Readers will no doubt remember the scandalous tale of WWF thugs attacking forest peoples in Cameroon. But apparently it doesn't stop there. French TV station Canal Plus has recently uncovered widespread human rights abuses in the WWF-sponsored Kanha Tiger Reserve in India. There's a transcript of the programme here.
...in the Kanha Reserve, 2200 families are affected. Some villages...will be resettled. Others...simply removed, with no place for their inhabitants to stay. From this document we learn that resettlements began forty years ago and that dozens of villages...have been eradicated like the others. We also find that, in the two other reserves on Nouvelle Frontières' tour, people are being moved left, right and centre. 2374 more families. At least 22,000 people resettled.
Some of these tribes are apparently thought to have been living in the forest for 20,000 years.

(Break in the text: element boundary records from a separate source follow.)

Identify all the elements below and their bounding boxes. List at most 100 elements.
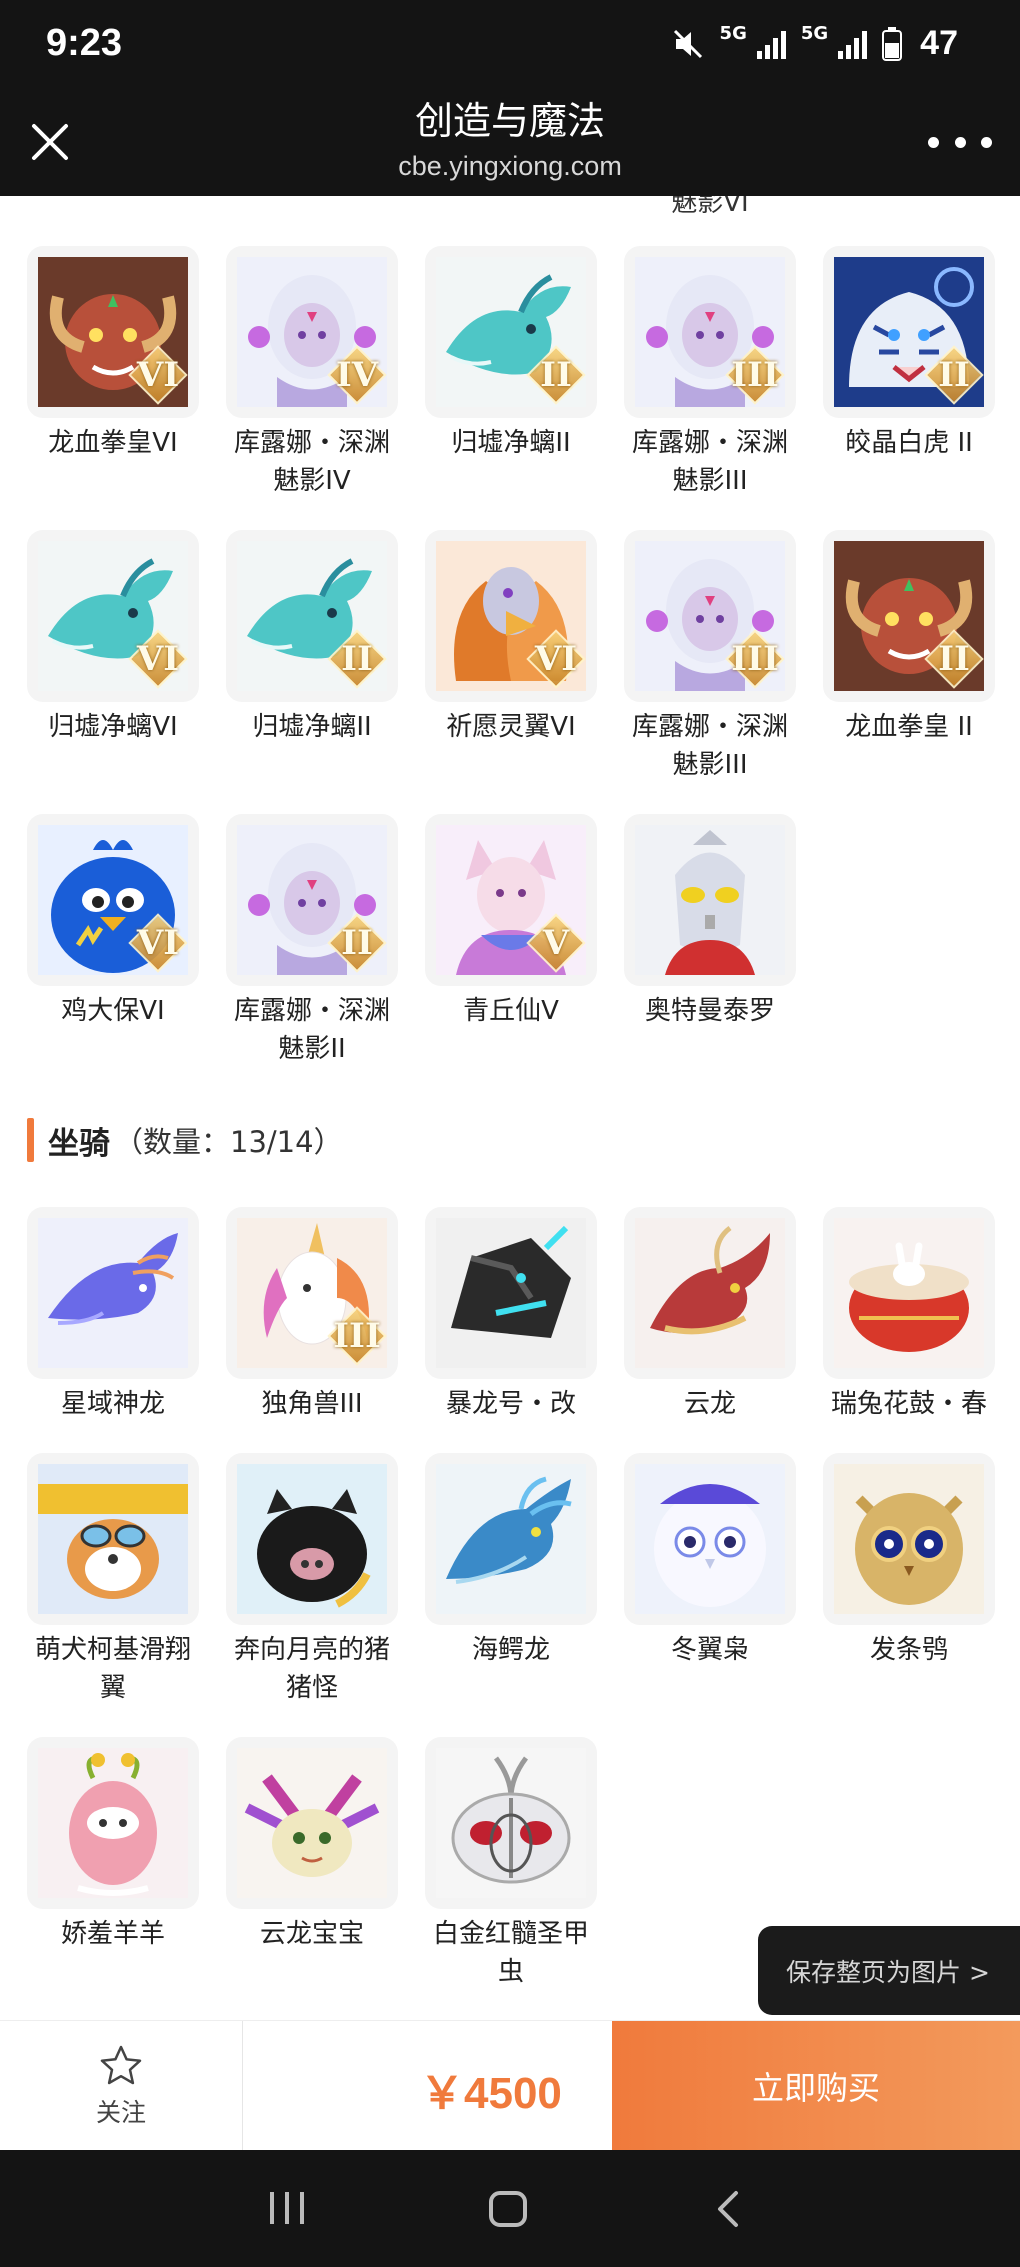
- pet-thumbnail: V: [425, 814, 597, 986]
- pet-item[interactable]: III 库露娜・深渊魅影III: [624, 530, 796, 784]
- pet-thumbnail: VI: [27, 530, 199, 702]
- mount-thumbnail: [425, 1207, 597, 1379]
- mount-item[interactable]: 白金红髓圣甲虫: [425, 1737, 597, 1991]
- more-dot-icon: [954, 136, 966, 148]
- bottom-action-bar: 关注 ￥4500 立即购买: [0, 2020, 1020, 2151]
- battery-level: 47: [920, 24, 958, 62]
- mount-item[interactable]: 萌犬柯基滑翔翼: [27, 1453, 199, 1707]
- tier-badge: II: [327, 913, 387, 973]
- status-icons: 5G 5G 47: [672, 23, 958, 63]
- pet-thumbnail: II: [226, 814, 398, 986]
- pet-item[interactable]: VI 龙血拳皇VI: [27, 246, 199, 500]
- tier-badge: VI: [526, 629, 586, 689]
- mounts-section-header: 坐骑 （数量：13/14）: [27, 1118, 343, 1162]
- mount-item[interactable]: 冬翼枭: [624, 1453, 796, 1707]
- mount-thumbnail: [226, 1737, 398, 1909]
- save-page-as-image-button[interactable]: 保存整页为图片 >: [758, 1926, 1020, 2015]
- mount-item[interactable]: 云龙宝宝: [226, 1737, 398, 1991]
- pet-item[interactable]: VI 归墟净螭VI: [27, 530, 199, 784]
- pet-item[interactable]: II 皎晶白虎 II: [823, 246, 995, 500]
- tier-label: III: [731, 639, 779, 679]
- back-button[interactable]: [714, 2190, 742, 2232]
- pet-item[interactable]: II 归墟净螭II: [226, 530, 398, 784]
- tier-label: V: [542, 923, 570, 963]
- pet-thumbnail: III: [624, 530, 796, 702]
- tier-badge: III: [327, 1306, 387, 1366]
- battery-icon: [882, 26, 903, 61]
- pet-name: 奥特曼泰罗: [644, 996, 775, 1026]
- pet-thumbnail: II: [425, 246, 597, 418]
- star-icon: [100, 2045, 142, 2085]
- mount-thumbnail: [226, 1453, 398, 1625]
- mount-thumbnail: [425, 1453, 597, 1625]
- pets-grid: VI 龙血拳皇VI IV 库露娜・深渊魅影IV II 归墟净螭II III 库露娜・深渊魅影I…: [27, 246, 997, 1068]
- content-area[interactable]: 魅影VI VI 龙血拳皇VI IV 库露娜・深渊魅影IV II 归墟净螭II III 库露娜・…: [0, 196, 1020, 2020]
- pet-thumbnail: II: [823, 530, 995, 702]
- pet-thumbnail: VI: [425, 530, 597, 702]
- mount-item[interactable]: 暴龙号・改: [425, 1207, 597, 1423]
- recent-apps-button[interactable]: [268, 2190, 306, 2230]
- pet-item[interactable]: II 龙血拳皇 II: [823, 530, 995, 784]
- pet-name: 库露娜・深渊魅影III: [631, 712, 788, 780]
- home-button[interactable]: [488, 2190, 528, 2232]
- pet-item[interactable]: II 归墟净螭II: [425, 246, 597, 500]
- tier-label: II: [341, 639, 373, 679]
- pet-item[interactable]: III 库露娜・深渊魅影III: [624, 246, 796, 500]
- follow-button[interactable]: 关注: [0, 2021, 243, 2151]
- pet-name: 归墟净螭II: [252, 712, 372, 742]
- pet-name: 祈愿灵翼VI: [446, 712, 576, 742]
- mount-thumbnail: [27, 1207, 199, 1379]
- pet-item[interactable]: 奥特曼泰罗: [624, 814, 796, 1068]
- browser-header: 创造与魔法 cbe.yingxiong.com: [0, 90, 1020, 196]
- tier-badge: II: [924, 629, 984, 689]
- mount-name: 冬翼枭: [670, 1635, 749, 1665]
- mount-name: 云龙: [683, 1389, 736, 1419]
- mount-item[interactable]: 娇羞羊羊: [27, 1737, 199, 1991]
- buy-now-button[interactable]: 立即购买: [612, 2021, 1020, 2151]
- close-button[interactable]: [24, 116, 76, 168]
- mount-thumbnail: [823, 1453, 995, 1625]
- signal-icon: [755, 29, 787, 59]
- pink-sheep-icon: [38, 1748, 188, 1898]
- sea-dragon-icon: [436, 1464, 586, 1614]
- pet-item[interactable]: II 库露娜・深渊魅影II: [226, 814, 398, 1068]
- pet-item[interactable]: VI 鸡大保VI: [27, 814, 199, 1068]
- more-button[interactable]: [928, 128, 992, 156]
- tier-label: II: [938, 355, 970, 395]
- corgi-glider-icon: [38, 1464, 188, 1614]
- mount-thumbnail: [624, 1453, 796, 1625]
- mount-item[interactable]: 瑞兔花鼓・春: [823, 1207, 995, 1423]
- mount-item[interactable]: III 独角兽III: [226, 1207, 398, 1423]
- mount-name: 云龙宝宝: [259, 1919, 364, 1949]
- mount-name: 星域神龙: [60, 1389, 165, 1419]
- pet-item[interactable]: IV 库露娜・深渊魅影IV: [226, 246, 398, 500]
- mute-icon: [672, 27, 706, 61]
- pet-name: 龙血拳皇 II: [845, 712, 973, 742]
- pet-thumbnail: II: [226, 530, 398, 702]
- tier-badge: V: [526, 913, 586, 973]
- mounts-grid: 星域神龙 III 独角兽III 暴龙号・改 云龙 瑞兔花鼓・春萌犬柯基滑翔翼 奔向月亮的猪猪…: [27, 1207, 997, 1991]
- recent-apps-icon: [270, 2192, 304, 2224]
- pet-name: 青丘仙V: [463, 996, 559, 1026]
- mount-item[interactable]: 发条鸮: [823, 1453, 995, 1707]
- tier-badge: IV: [327, 345, 387, 405]
- mech-dino-icon: [436, 1218, 586, 1368]
- winter-owl-icon: [635, 1464, 785, 1614]
- tier-label: VI: [136, 923, 180, 963]
- pet-item[interactable]: V 青丘仙V: [425, 814, 597, 1068]
- tier-label: VI: [136, 639, 180, 679]
- mount-name: 奔向月亮的猪猪怪: [233, 1635, 390, 1703]
- system-nav-bar: [0, 2150, 1020, 2267]
- section-title: 坐骑: [48, 1125, 110, 1162]
- follow-label: 关注: [95, 2098, 146, 2127]
- mount-item[interactable]: 奔向月亮的猪猪怪: [226, 1453, 398, 1707]
- close-icon: [32, 124, 68, 160]
- mount-name: 暴龙号・改: [445, 1389, 576, 1419]
- pet-item[interactable]: VI 祈愿灵翼VI: [425, 530, 597, 784]
- mount-item[interactable]: 云龙: [624, 1207, 796, 1423]
- mount-item[interactable]: 海鳄龙: [425, 1453, 597, 1707]
- pet-thumbnail: IV: [226, 246, 398, 418]
- mount-item[interactable]: 星域神龙: [27, 1207, 199, 1423]
- clockwork-owl-icon: [834, 1464, 984, 1614]
- pet-thumbnail: II: [823, 246, 995, 418]
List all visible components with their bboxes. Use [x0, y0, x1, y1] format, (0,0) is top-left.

The director of Survival International, a charity that tries to defend native peoples from threats such as those posed by the environmentalists is quoted as saying:
So-called ‘conservation’ continues to destroy tribal peoples as it has for generations. They’ve never threatened the tigers, who would do better if the tribes remained and the tourists stopped. Tribal peoples are generally better conservationists anyway than industrial-sized NGOs like WWF which stand by in silence while the parks forcibly evict people like Sukhdev and his family. It’s time these evictions are stopped and this scandal exposed.